First of all, we need to consider where the idea of insurance began. From all that I can gather, it started in a coffee shop in London, England. It was named Lloyd’s. The business is now known as Lloyd’s of London. Businessmen were sitting there drinking coffee on a regular basis and were watching ships come and go from the harbor. Even now the high seas can be a treacherous place, but in those days with the frail ships that were in use, it was particularly dangerous. A lot of the ships did not make it to their destinations. This was a great loss to the owners of the ships and cargo.

So, the businessmen conceived an idea of writing their names under the portion of the cargo for which they would be responsible in case the ship did not make it to its destination. This is where the word “underwriter” originated. If the ship made the voyage successfully, then the underwriter kept the fee that was charged. If the ship didn’t make it then the underwriter had to cough up the agreed upon value. It was all “term insurance.” It only applied to the term of the voyage.

Sometime later the idea of life insurance was developed. It, too, was all term insurance. A person contracted with a life insurance company and paid a premium. He didn’t die that year, so he had to re-negotiate with the company for the next year. It should be pretty obvious that the premium would have to go up because he was year older, and hence, that much closer to the time that death would occur.

And, so, the insured kept up the practice of renewing each year, and the premiums kept getting higher and higher. Ultimately, the premium got so high that he couldn’t afford it anymore – and just a few years later – he died!! Now, Ralph Nader did not invent the idea of consumerism – that idea has been around since time began. Study the archives carefully and I think it is pretty obvious that life insurance companies did not invent whole life insurance – it was the observation by consumers that the yearly term life insurance was a rip-off and that the life insurance companies had to come up with a better solution.

It was pretty obvious that when you buy fire insurance on a house, the odds are that it will never burn. There are all sorts of other forms of insurance that are similar. The odds are that the event insured against will probably never happen. But death is not an if – it is a when!! And so, in response to the obvious, the life insurance companies came up with a plan of collecting more premium than was necessary in the early years of the contract, putting that money to work at interest, and providing a fund that would offset the higher premiums that would otherwise be necessary – and now the insured would have a death benefit no matter when he died. They called their product Whole Life Insurance.

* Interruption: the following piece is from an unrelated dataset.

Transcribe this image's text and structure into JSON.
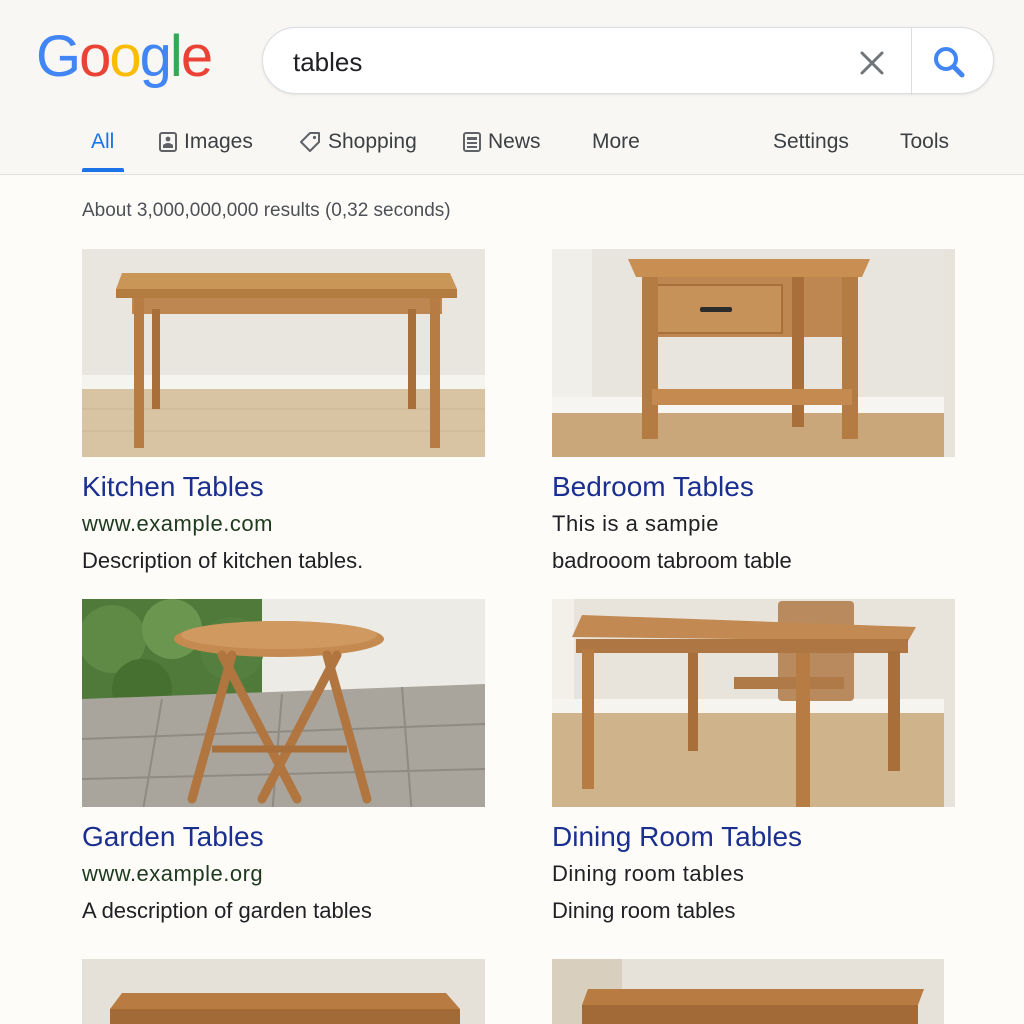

It is my contention that this was a gross misclassification of a product. I was educated as a forester, and during forestry school we had lots of courses that involved classification. Dendrology, the study of classification of trees, lasted an entire year. After a number of courses like that, hopefully, one will learn that you must correctly classify whatever you are studying before going any further. Otherwise, you are just wasting time and you are going to get wrong answers.

You classify things on the basis of their major characteristics, not incidental ones. I submit that this thing the life insurance companies came up with had much more characteristics of a banking system than it did of insurance. If I were assigned the job of naming it, I would have called it, “A Banking System, Plus A Death Benefit Thrown in For Good Measure.” Or maybe it needed to be an acronym of some sort because that’s quite a long name.

According to Webster’s Third New International Dictionary the definition of Banking is: The business of a bank, originally restricted to money changing and now devoted to taking money on deposit subject to check or draft, loaning money and credit and any other associated form of general dealing in money or credit. A bank is really nothing more than an aggregation of whatever item is under discussion. For instance, my wife gives blood regularly. Guess where she goes to perform the activity? Right! The Blood Bank! Last winter I spent a week in Utah and saw a lot of snow. Where the snowplow had come along the roads there were mounds of snow piled up on each side of the road. Yes, we refer to them as snowbanks!

A life insurance company has to collect lots of premiums (That is an aggregation of money) and must put that money to work somewhere that is pretty safe and secure (Loans to certain business activities). The policy owner has needs for financing many of the things in life – autos, homes, etc. – and he out-ranks all others in access to the money that must be lent by the insurance company. If he will contract with the life insurance company to pay enough premiums, he can build a system that is large enough to handle all his needs for finance. Since all the earnings in a mutual insurance company go to the policy owner, he will build wealth that can dramatically change his life for the better.